シリア反政府組織が新統合体 支援の受け皿に
【テヘラン=中西俊裕】内戦状態が続くシリアの主要反政府組織は11日、カタールで開いた会合で新たな統合体の設立に合意した。シリア内外から国民評議会(SNC)メンバー、武装勢力指揮官など60人が参加し、米欧やアラブ諸国からの支援の受け皿となる狙い。今後は国際社会の承認や支援の広がりをテコに、アサド政権打倒へ強い結束を維持できるかが課題となる。
新統合体の名称は「反政府・革命勢力のためのシリア国民連合」。亡命者を中心とするSNCメンバーのほか、シリア国内の活動家や武装勢力の指揮官らで構成。議長には穏健派のイスラム教説教師、ムアズ・ハティーブ氏を選出した。

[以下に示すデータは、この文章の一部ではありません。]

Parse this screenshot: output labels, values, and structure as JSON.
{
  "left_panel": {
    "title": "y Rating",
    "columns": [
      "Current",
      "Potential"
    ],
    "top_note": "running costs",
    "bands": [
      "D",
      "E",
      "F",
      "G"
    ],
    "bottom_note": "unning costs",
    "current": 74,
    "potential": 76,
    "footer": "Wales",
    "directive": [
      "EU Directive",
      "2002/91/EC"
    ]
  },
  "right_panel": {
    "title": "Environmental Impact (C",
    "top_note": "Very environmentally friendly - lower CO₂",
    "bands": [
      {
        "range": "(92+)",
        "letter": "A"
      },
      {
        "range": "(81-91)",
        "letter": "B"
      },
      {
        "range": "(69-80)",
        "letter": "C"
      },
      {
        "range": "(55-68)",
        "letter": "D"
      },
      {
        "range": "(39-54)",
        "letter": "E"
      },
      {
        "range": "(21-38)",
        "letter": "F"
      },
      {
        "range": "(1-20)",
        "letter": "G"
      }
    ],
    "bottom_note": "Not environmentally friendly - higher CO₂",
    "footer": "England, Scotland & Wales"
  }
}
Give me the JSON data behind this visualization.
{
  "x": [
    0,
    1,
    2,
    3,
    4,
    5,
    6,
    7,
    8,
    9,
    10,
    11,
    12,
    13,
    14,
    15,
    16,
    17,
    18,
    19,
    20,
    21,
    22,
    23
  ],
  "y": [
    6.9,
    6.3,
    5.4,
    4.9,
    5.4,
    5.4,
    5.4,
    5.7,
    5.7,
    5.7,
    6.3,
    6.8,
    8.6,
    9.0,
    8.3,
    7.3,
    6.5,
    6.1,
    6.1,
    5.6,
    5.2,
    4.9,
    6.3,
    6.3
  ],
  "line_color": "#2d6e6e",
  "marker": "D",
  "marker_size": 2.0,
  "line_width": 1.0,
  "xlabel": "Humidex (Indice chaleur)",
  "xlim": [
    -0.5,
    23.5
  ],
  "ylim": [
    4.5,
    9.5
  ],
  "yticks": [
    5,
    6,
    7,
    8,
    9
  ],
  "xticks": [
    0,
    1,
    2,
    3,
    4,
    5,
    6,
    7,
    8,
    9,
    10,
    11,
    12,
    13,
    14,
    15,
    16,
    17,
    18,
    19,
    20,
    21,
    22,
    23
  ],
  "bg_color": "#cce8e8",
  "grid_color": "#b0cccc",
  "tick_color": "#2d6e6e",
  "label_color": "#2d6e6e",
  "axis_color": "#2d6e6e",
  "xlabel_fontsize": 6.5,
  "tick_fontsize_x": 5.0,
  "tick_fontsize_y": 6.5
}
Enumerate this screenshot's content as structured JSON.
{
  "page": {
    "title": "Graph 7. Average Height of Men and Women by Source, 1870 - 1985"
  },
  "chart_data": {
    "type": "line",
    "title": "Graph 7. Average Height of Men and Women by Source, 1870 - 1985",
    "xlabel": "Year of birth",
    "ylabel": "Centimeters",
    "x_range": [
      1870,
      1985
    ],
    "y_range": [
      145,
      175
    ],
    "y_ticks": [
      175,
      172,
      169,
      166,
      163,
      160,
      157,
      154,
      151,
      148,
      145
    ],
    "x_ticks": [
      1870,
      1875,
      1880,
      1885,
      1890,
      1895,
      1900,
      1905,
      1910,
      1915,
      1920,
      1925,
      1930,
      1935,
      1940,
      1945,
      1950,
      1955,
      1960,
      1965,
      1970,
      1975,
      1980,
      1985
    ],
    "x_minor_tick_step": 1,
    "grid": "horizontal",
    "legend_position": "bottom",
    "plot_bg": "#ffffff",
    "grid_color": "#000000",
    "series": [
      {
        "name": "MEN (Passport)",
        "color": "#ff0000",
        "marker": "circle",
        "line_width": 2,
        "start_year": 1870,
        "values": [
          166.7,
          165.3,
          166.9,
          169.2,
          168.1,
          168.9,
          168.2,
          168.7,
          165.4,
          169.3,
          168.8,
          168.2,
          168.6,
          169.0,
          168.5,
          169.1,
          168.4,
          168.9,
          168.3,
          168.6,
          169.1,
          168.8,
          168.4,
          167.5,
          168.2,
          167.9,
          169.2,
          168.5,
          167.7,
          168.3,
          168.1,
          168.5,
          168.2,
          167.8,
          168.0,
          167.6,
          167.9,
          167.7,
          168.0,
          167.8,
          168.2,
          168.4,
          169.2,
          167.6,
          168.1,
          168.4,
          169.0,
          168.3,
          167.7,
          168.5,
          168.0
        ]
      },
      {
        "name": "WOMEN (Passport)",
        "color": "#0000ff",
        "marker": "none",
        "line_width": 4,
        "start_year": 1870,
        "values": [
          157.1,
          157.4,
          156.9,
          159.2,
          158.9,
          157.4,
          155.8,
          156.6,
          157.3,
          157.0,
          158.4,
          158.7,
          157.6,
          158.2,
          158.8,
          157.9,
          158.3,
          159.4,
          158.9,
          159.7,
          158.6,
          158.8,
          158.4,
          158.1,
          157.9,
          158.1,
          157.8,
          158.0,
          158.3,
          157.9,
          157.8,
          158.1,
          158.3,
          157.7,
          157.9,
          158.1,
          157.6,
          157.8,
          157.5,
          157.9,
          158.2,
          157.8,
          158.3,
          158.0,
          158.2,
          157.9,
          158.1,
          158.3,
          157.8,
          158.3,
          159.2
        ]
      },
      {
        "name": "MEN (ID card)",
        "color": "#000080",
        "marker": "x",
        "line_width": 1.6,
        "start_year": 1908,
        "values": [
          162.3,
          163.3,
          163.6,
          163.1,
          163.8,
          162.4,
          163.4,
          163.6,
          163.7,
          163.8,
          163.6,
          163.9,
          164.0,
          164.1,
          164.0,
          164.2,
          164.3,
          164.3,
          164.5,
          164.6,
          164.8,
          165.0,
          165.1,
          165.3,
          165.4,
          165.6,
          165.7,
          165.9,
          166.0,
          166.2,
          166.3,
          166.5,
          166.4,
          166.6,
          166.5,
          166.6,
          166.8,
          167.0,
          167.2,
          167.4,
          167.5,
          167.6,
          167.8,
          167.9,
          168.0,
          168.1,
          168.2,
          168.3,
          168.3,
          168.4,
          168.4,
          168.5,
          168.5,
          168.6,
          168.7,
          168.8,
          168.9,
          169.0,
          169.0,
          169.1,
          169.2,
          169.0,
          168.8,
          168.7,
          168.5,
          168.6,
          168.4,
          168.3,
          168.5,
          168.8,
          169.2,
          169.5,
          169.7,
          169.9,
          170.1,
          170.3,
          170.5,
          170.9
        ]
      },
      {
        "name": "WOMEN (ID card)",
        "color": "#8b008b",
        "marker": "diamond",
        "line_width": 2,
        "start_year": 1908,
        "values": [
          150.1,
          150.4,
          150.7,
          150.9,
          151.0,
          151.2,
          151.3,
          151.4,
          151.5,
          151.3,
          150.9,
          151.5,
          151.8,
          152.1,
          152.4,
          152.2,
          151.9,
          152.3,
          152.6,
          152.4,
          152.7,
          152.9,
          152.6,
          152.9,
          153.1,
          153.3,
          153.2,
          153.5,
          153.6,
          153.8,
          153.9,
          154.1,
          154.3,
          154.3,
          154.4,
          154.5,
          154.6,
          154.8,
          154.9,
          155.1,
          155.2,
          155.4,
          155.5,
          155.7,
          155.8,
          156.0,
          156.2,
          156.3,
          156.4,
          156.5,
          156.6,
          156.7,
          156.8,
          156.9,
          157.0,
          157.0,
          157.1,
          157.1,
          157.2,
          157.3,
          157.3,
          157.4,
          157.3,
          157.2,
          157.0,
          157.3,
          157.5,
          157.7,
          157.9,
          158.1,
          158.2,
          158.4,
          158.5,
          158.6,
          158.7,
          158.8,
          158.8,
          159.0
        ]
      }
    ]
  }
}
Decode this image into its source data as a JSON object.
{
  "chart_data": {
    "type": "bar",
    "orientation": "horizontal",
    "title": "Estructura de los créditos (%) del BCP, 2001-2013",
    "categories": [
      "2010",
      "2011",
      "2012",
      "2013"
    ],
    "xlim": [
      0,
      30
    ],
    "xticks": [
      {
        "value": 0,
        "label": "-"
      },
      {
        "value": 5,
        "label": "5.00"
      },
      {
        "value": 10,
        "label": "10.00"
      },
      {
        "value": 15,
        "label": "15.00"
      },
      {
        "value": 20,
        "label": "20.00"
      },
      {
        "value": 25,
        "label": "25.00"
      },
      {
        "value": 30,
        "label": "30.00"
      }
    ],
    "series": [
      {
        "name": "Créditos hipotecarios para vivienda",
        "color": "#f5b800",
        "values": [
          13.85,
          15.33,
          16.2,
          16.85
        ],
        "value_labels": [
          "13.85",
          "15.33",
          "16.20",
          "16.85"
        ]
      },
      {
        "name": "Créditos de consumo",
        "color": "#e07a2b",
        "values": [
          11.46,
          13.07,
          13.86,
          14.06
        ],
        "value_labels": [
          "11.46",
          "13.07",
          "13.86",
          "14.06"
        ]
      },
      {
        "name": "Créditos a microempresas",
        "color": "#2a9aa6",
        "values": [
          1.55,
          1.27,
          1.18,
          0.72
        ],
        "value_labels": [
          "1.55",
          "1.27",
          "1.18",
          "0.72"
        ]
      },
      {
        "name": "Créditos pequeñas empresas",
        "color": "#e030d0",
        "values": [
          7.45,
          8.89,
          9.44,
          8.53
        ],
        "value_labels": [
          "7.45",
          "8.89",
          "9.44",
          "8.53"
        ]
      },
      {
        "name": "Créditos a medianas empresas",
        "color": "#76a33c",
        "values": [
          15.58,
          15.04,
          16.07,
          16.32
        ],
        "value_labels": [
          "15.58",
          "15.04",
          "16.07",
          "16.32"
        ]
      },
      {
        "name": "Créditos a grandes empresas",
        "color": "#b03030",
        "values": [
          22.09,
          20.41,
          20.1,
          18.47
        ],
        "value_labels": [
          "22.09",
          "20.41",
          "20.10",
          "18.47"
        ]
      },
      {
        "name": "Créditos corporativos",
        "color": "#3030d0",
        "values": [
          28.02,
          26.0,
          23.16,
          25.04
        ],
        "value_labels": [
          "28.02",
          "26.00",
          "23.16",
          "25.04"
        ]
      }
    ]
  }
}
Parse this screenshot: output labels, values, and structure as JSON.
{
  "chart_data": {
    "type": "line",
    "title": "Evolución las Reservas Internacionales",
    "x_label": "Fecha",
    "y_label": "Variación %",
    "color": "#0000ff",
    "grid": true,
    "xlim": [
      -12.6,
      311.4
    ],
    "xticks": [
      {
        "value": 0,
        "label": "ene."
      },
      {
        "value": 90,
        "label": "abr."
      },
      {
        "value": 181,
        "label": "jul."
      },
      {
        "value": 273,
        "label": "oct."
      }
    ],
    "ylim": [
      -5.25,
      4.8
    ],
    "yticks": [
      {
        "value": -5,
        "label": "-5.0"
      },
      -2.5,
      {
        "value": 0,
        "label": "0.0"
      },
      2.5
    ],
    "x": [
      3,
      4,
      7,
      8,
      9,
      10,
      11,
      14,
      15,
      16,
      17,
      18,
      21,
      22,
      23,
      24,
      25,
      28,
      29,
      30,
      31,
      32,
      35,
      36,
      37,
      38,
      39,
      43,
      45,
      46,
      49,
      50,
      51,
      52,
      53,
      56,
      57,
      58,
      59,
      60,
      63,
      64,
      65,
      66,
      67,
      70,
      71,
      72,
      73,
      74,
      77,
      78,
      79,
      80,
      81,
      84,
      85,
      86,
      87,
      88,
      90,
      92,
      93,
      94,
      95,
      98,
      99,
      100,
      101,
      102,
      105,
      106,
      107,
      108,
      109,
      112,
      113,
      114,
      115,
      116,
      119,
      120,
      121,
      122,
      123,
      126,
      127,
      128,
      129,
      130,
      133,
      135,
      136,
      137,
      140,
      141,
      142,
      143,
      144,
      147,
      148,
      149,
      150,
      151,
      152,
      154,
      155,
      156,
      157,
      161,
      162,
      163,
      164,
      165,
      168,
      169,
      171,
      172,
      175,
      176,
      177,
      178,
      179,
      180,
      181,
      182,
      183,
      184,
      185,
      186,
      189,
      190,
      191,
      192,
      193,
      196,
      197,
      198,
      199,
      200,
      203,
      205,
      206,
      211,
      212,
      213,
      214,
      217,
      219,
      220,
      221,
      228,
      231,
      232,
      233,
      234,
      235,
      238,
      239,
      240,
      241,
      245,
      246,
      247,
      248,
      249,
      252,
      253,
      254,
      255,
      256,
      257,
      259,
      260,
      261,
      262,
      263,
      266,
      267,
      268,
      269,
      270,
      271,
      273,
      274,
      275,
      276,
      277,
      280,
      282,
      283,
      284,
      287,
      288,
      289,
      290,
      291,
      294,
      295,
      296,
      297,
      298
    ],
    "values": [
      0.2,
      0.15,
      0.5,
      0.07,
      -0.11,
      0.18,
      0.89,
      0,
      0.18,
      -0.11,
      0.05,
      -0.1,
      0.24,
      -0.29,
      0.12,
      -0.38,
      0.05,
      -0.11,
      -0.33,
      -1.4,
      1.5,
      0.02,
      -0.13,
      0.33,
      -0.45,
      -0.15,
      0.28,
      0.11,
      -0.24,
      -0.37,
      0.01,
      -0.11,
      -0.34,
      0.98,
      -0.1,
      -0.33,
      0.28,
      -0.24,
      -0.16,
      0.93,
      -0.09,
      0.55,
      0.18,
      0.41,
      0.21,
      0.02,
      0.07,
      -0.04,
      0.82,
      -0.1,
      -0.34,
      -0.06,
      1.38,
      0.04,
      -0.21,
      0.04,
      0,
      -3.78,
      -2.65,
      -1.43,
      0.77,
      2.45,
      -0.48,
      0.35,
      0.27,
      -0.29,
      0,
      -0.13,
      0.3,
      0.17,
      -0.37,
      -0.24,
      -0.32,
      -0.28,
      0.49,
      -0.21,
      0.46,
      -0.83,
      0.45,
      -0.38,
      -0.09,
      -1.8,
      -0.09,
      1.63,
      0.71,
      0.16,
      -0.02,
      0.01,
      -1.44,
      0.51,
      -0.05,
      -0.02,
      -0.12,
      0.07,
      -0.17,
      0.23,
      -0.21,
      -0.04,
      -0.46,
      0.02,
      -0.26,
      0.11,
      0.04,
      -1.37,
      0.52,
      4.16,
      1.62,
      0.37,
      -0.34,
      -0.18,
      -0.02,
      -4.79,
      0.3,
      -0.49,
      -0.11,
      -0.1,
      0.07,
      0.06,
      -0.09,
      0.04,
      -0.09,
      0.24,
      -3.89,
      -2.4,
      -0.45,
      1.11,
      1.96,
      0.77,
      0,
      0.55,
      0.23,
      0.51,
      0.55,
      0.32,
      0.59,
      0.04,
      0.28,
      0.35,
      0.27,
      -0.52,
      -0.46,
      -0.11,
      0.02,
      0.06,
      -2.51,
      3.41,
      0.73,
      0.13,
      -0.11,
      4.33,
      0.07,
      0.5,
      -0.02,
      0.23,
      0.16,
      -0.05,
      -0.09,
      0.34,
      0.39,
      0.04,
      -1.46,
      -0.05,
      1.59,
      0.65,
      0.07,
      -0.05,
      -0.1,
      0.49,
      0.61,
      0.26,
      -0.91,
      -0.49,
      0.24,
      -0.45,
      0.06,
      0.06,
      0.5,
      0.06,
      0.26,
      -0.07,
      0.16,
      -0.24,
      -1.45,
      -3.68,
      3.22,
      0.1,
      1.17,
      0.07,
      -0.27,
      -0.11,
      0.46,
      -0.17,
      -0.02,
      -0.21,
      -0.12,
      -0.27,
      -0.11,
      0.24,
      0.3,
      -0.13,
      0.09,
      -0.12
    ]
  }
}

ある反政府関係者は「すでにサウジ、トルコ、エジプトから資金獲得へ向け支持を得た」と表明。さらに国際社会の幅広い承認や支援を呼びかける考えだ。ただSNCと武装勢力の間には相互不信も残り、支援金の管理や配分で混乱も想定される。
シリア反政府勢力を巡っては、内部の路線対立によりSNCの影響力が低下。クリントン米国務長官が「反体制派のリーダーとは見なしていない」と指摘するなど、組織再編が急務だった。
アサド政権による民衆弾圧を懸念する欧米やアラブ諸国は、反政府各派に結束力のある統合体を作れば支援金を拠出できると示唆。シリア反政府各派はカタールで一週間以上会合を繰り返し、統合体の構成や運営方法を討議した。